With ideal conditions forecast for the week, more than 2500 of farmer Dave Chadwick's lambs have been culled, the first to be shorn before a panel of World Sheep Shearing Records Society judges this afternoon, when they must average at least 0.9kg of wool per lamb.
Today's record attempt, overseen by a panel of at least five headed by Australian judge Peter Artridge, was expected to start at 7am and end at 5pm, with four two-hour runs, two-half-hour "smoko" breaks, and an hour off for lunch.

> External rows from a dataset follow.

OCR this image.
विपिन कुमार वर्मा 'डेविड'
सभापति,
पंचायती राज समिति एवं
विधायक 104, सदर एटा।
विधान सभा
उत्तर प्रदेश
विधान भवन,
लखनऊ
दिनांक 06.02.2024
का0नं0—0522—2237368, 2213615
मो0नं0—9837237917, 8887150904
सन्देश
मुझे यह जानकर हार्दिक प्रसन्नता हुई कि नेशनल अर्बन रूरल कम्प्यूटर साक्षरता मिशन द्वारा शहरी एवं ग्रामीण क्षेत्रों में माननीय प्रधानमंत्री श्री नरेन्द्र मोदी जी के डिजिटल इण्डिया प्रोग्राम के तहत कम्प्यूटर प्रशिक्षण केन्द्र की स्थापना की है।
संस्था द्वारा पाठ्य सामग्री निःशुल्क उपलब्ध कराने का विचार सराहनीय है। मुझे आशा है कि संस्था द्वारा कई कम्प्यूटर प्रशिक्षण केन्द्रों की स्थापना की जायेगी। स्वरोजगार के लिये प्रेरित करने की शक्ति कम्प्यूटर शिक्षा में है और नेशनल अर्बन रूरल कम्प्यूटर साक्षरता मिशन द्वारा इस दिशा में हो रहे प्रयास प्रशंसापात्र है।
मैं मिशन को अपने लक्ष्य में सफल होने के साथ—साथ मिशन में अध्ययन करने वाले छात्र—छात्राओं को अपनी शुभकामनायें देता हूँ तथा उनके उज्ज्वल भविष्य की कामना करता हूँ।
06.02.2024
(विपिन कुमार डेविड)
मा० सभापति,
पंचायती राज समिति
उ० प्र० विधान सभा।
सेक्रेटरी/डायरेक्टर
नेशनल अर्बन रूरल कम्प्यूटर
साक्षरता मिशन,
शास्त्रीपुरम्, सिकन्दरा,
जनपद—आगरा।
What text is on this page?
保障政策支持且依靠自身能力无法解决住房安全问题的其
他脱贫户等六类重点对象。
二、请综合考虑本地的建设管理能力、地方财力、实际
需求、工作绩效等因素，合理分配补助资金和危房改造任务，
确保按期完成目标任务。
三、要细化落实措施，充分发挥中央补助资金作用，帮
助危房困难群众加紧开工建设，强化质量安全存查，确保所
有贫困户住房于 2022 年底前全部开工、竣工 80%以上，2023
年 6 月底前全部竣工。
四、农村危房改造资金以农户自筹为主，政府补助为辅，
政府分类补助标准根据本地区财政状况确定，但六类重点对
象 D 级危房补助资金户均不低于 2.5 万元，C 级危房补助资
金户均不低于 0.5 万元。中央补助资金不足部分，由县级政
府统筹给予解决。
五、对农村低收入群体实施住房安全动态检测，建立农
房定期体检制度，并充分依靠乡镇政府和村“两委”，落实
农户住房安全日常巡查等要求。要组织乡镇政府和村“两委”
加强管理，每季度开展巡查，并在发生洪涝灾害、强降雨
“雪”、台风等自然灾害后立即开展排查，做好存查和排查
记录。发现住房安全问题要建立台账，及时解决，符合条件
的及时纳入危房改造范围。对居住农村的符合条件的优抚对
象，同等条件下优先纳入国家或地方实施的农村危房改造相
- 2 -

In the 1999 record, near Benneydale in the King Country, the pace was set by Balme, who finished with 621, while Neil shore 600 and Ball 563. Balme opened the day with 154 in each of the runs before lunch and upped the pace in the afternoon for separate run tallies of 157 and 156. The latest effort will be the first record attempt in Southern Hawke's Bay since an eight-stand tally of 3316 in nine hours was shorn at Mangaorapa, near Porangahau, in December 1970.

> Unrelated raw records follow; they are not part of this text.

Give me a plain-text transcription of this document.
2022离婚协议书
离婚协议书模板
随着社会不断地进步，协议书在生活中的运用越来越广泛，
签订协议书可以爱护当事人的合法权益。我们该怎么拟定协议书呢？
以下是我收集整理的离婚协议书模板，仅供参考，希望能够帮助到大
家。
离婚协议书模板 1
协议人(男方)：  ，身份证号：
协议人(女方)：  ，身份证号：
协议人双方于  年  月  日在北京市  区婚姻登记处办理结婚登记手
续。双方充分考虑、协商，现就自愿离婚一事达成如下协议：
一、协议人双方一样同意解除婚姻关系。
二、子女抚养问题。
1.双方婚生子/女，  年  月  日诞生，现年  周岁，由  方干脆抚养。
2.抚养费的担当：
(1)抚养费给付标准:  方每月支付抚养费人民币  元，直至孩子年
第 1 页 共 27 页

It will be the first of three shearing record attempts within three weeks. On February 5, Golden Shears champion John Kirkpatrick and three others will target a four-stand record in Southland. On February 12, King Country shearer Stacey Te Huia will tackle the ultimate tally, the nine-hour ewes record of 721 shorn by Hawke's Bay shearer Rodney Sutton in 2007.